Racan, comme on le sait, appartenait à la maison de Bueil, qui dès le XIIe siècle apparaît en Touraine avec le nom d’un fief de cette province, représenté aujourd’hui par une commune à l'extrémité septentrionale du département. Ce nom est resté constamment celui de la tige de la famille de Bueil, tandis que les branches se sont parées tour à tour ou simultanément de noms d’autres fiefs importants, soit à l’intérieur de la Touraine, comme Neuvy-Roi, Saint-Christophe, Montrésor, l’Ile-Bouchard, Marmande, Faye-la-Vineuse, la Motte-Sonzay; soit au dehors de la province,, comme Fontaine-Guérin, Brion et le Vieux-Baugé en Anjou, avec Châteaux (Chàteaux-la-Vallière), Vaujour et Courcelles, alors dans la même province; Valène et Courcillon, au Maine, Marans, en Aunis, enfin le comté de Sancerre, en Berry, apporté à la branche de Montrésor par le mariage de Jean IV de Bueil avec Marguerite, fille de Béraud II, dauphin d’Auvergne, comte de Clermont, et baron de Marmande, et de Marguerite de Sancerre, héritière de ce dernier nom, formé par une branche des comtes de Champagne, et illustré par Louis II, de Sancerre, maréchal et connétable de France, oncle de Marguerite. Jean IV inaugura ce glorieux héritage par une mort héroïque à Azincourt, où il remplissait la charge de grand-maître des arbalétriers, laquelle est devenue celle de grand-maître de l’artillerie. Son fils Jean V, comte de Sancerre, prit une part active à l’expulsion des Anglais sous le règne de Charles VII. Il fut récompensé de sa valeur par la charge d’amiral de France, en remplacement de Prégent de Coëtivy, tué au siège de Cherbourg, en 1450.
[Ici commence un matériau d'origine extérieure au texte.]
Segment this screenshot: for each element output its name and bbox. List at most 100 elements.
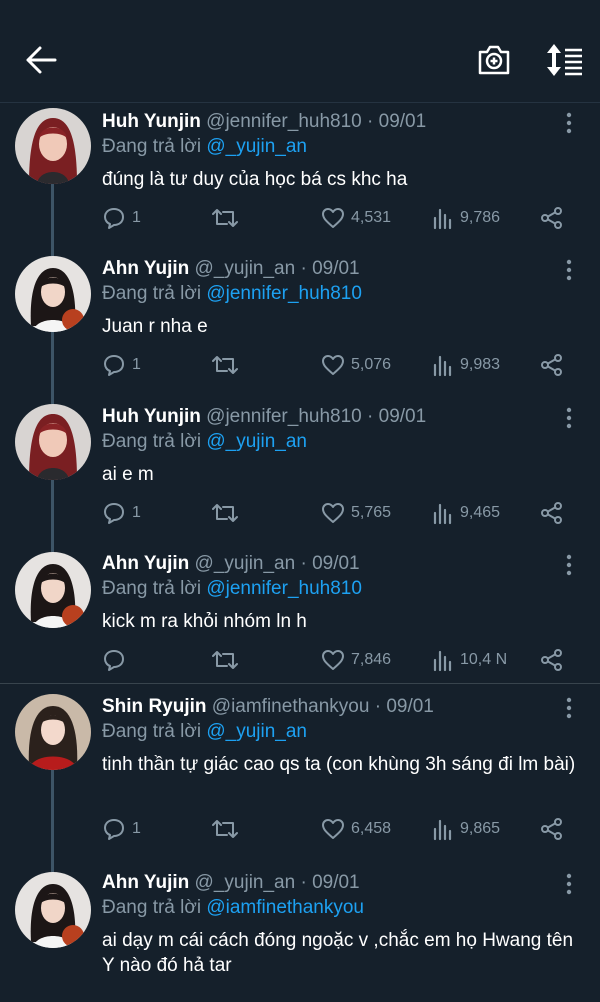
display-name[interactable]: Shin Ryujin [102,696,207,717]
reply-button[interactable]: 1 [102,500,141,526]
replying-label: Đang trả lời [102,283,202,304]
view-count: 9,786 [460,209,501,226]
mention-link[interactable]: @jennifer_huh810 [206,283,362,304]
more-options-icon[interactable] [560,111,578,135]
more-options-icon[interactable] [560,406,578,430]
user-handle[interactable]: @_yujin_an [195,872,296,893]
display-name[interactable]: Ahn Yujin [102,258,189,279]
like-button[interactable]: 7,846 [321,647,391,673]
display-name[interactable]: Ahn Yujin [102,872,189,893]
share-button[interactable] [540,816,564,842]
reply-button[interactable] [102,647,132,673]
reply-button[interactable]: 1 [102,816,141,842]
avatar[interactable] [15,552,91,628]
retweet-button[interactable] [212,352,244,378]
replying-to: Đang trả lời @_yujin_an [102,721,307,743]
tweet[interactable]: Ahn Yujin @_yujin_an · 09/01 Đang trả lờ… [0,250,600,398]
display-name[interactable]: Ahn Yujin [102,553,189,574]
mention-link[interactable]: @_yujin_an [206,136,307,157]
like-count: 7,846 [351,651,392,668]
mention-link[interactable]: @jennifer_huh810 [206,578,362,599]
more-options-icon[interactable] [560,553,578,577]
share-button[interactable] [540,647,564,673]
share-button[interactable] [540,205,564,231]
top-bar [0,0,600,103]
retweet-button[interactable] [212,500,244,526]
views-button[interactable]: 9,786 [432,205,500,231]
view-count: 10,4 N [460,651,508,668]
replying-to: Đang trả lời @iamfinethankyou [102,897,364,919]
camera-plus-icon[interactable] [476,42,512,78]
share-icon [541,207,562,229]
replying-to: Đang trả lời @jennifer_huh810 [102,578,362,600]
reply-button[interactable]: 1 [102,352,141,378]
views-button[interactable]: 9,983 [432,352,500,378]
like-button[interactable]: 4,531 [321,205,391,231]
retweet-button[interactable] [212,205,244,231]
avatar[interactable] [15,694,91,770]
retweet-button[interactable] [212,647,244,673]
replying-to: Đang trả lời @_yujin_an [102,136,307,158]
tweet-actions: 1 5,765 9,465 [102,500,582,526]
more-options-icon[interactable] [560,872,578,896]
tweet-header: Ahn Yujin @_yujin_an · 09/01 [102,553,360,575]
views-button[interactable]: 10,4 N [432,647,507,673]
thread-line [51,183,54,250]
like-button[interactable]: 5,076 [321,352,391,378]
display-name[interactable]: Huh Yunjin [102,111,201,132]
thread-line [51,480,54,545]
tweet-header: Ahn Yujin @_yujin_an · 09/01 [102,872,360,894]
more-options-icon[interactable] [560,696,578,720]
avatar[interactable] [15,256,91,332]
tweet-text: kick m ra khỏi nhóm ln h [102,611,307,632]
user-handle[interactable]: @jennifer_huh810 [206,406,362,427]
reply-icon [104,503,124,524]
share-button[interactable] [540,500,564,526]
separator-dot: · [300,553,307,574]
view-count: 9,465 [460,504,501,521]
separator-dot: · [300,258,307,279]
tweet[interactable]: Shin Ryujin @iamfinethankyou · 09/01 Đan… [0,683,600,862]
tweet-text: tinh thần tự giác cao qs ta (con khùng 3… [102,754,576,775]
mention-link[interactable]: @iamfinethankyou [206,897,364,918]
avatar[interactable] [15,404,91,480]
reply-button[interactable]: 1 [102,205,141,231]
heart-icon [322,503,344,523]
views-button[interactable]: 9,465 [432,500,500,526]
user-handle[interactable]: @iamfinethankyou [212,696,370,717]
heart-icon [322,650,344,670]
avatar[interactable] [15,108,91,184]
tweet-date: 09/01 [386,696,434,717]
tweet[interactable]: Ahn Yujin @_yujin_an · 09/01 Đang trả lờ… [0,862,600,1002]
like-count: 4,531 [351,209,392,226]
views-bar-chart-icon [433,819,452,841]
replying-to: Đang trả lời @jennifer_huh810 [102,283,362,305]
mention-link[interactable]: @_yujin_an [206,431,307,452]
user-handle[interactable]: @_yujin_an [195,258,296,279]
retweet-button[interactable] [212,816,244,842]
display-name[interactable]: Huh Yunjin [102,406,201,427]
sort-icon[interactable] [544,42,584,78]
reply-icon [104,355,124,376]
views-button[interactable]: 9,865 [432,816,500,842]
mention-link[interactable]: @_yujin_an [206,721,307,742]
tweet[interactable]: Ahn Yujin @_yujin_an · 09/01 Đang trả lờ… [0,545,600,683]
retweet-icon [212,356,238,374]
tweet-date: 09/01 [378,406,427,427]
like-button[interactable]: 5,765 [321,500,391,526]
like-count: 6,458 [351,820,392,837]
avatar[interactable] [15,872,91,948]
share-icon [541,649,562,671]
like-button[interactable]: 6,458 [321,816,391,842]
user-handle[interactable]: @_yujin_an [195,553,296,574]
tweet[interactable]: Huh Yunjin @jennifer_huh810 · 09/01 Đang… [0,398,600,545]
reply-icon [104,819,124,840]
tweet[interactable]: Huh Yunjin @jennifer_huh810 · 09/01 Đang… [0,103,600,250]
share-button[interactable] [540,352,564,378]
back-arrow-icon[interactable] [24,44,58,76]
views-bar-chart-icon [433,650,452,672]
tweet-text: ai dạy m cái cách đóng ngoặc v ,chắc em … [102,930,574,976]
more-options-icon[interactable] [560,258,578,282]
user-handle[interactable]: @jennifer_huh810 [206,111,362,132]
view-count: 9,983 [460,356,501,373]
A une demi-lieue de Villebourg, écrivait, en 1660, le moine Martin Marteau, est le célèbre et noble bourg de Bueil, qui porte le nom des très illustres comtes de Sancerre et de Marans, "qui y ont fait autrefois bastir une très belle église collégiale où ils ont marqué leurs sépultures. Proche de Bueil, est une maison des dits comtes, mais il n’y séjournent point, faisant leur demeure ordinaire au chasteau de Valjoyeux, dit Vaujour, à quatre lieues de là, pour avoir le plaisir de la chasse dans une grande et belle forest qui entoure le dit chasteau". Pierre de Bueil, seigneur de la Motte-Sonzay, frère puiné de Jean de Bueil, dit l’amiral de Sancerre, est l'auteur de la branche d’où sortit notre poète. Son fils Jacques de Bueil, seigneur de la Motte-Sonzay, épousa, en 1458, Louise de Fontaine qui donna son nom à la branche. De ce mariage naquit Georges de Bueil, seigneur de Fontaine, du Bois, de la Roche-au-Moyen et de Crassai. Il se maria deux fois: la première fois à Françoise des Touches; et en secondes noces à Marguerite de Broc; cette dernière union donna le jour à Jean de Bueil, seigneur de Fontaine, époux de Françoise de Montalais-Fromentières, par contrat du 3 mars 1535. Cette union produisit plusieurs enfants parmi lesquels nous nommerons Honorât, Louis, Louise et Jeanne: Honorât, conseiller d’état, vice-amiral et lieutenant pour le roi en Bretagne , capitaine de cinquante hommes d'armes de ses ordonnances, gouverneur de Saint-Malo, fait chevalier du Saint-Esprit par Henri III, le 31 décembre 1583, fut tué à Saint-Malo, lorsque la ville se déclara pour la Ligue. Il avait épousé Anne de Bueil, fille de Louis de Bueil, comte de Sancerre, dont il eut François et Honorât, morts jeunes, et Anne, mariée, en 1594, à Roger de Saint-Larv, duc de Bellegarde, pair et grand écuyer de France, morte sans laisser d’enfants. Louis, seigneur de Racan, conseiller d’État, capitaine de cinquante hommes d’armes, gouverneur du Croisic, maréchal de camp, chevalier de l’ordre du Saint-Esprit. Il avait accompagné Henri IV dans toutes ses guerres, et exercé la charge de grand maître de l’artillerie au siège d’Amiens en 1597. Il fit partage avec son frère aîné, en 1574, et épousa en 1588, Marguerite de Vendômois. Le poète Racan naquit de ce mariage. Louise, abbesse de Bpnlieu, paroisse deDissay et enfin Anne, mariée à Jean d’Acigné, comte de Grandbois et de la Roche-Jagu.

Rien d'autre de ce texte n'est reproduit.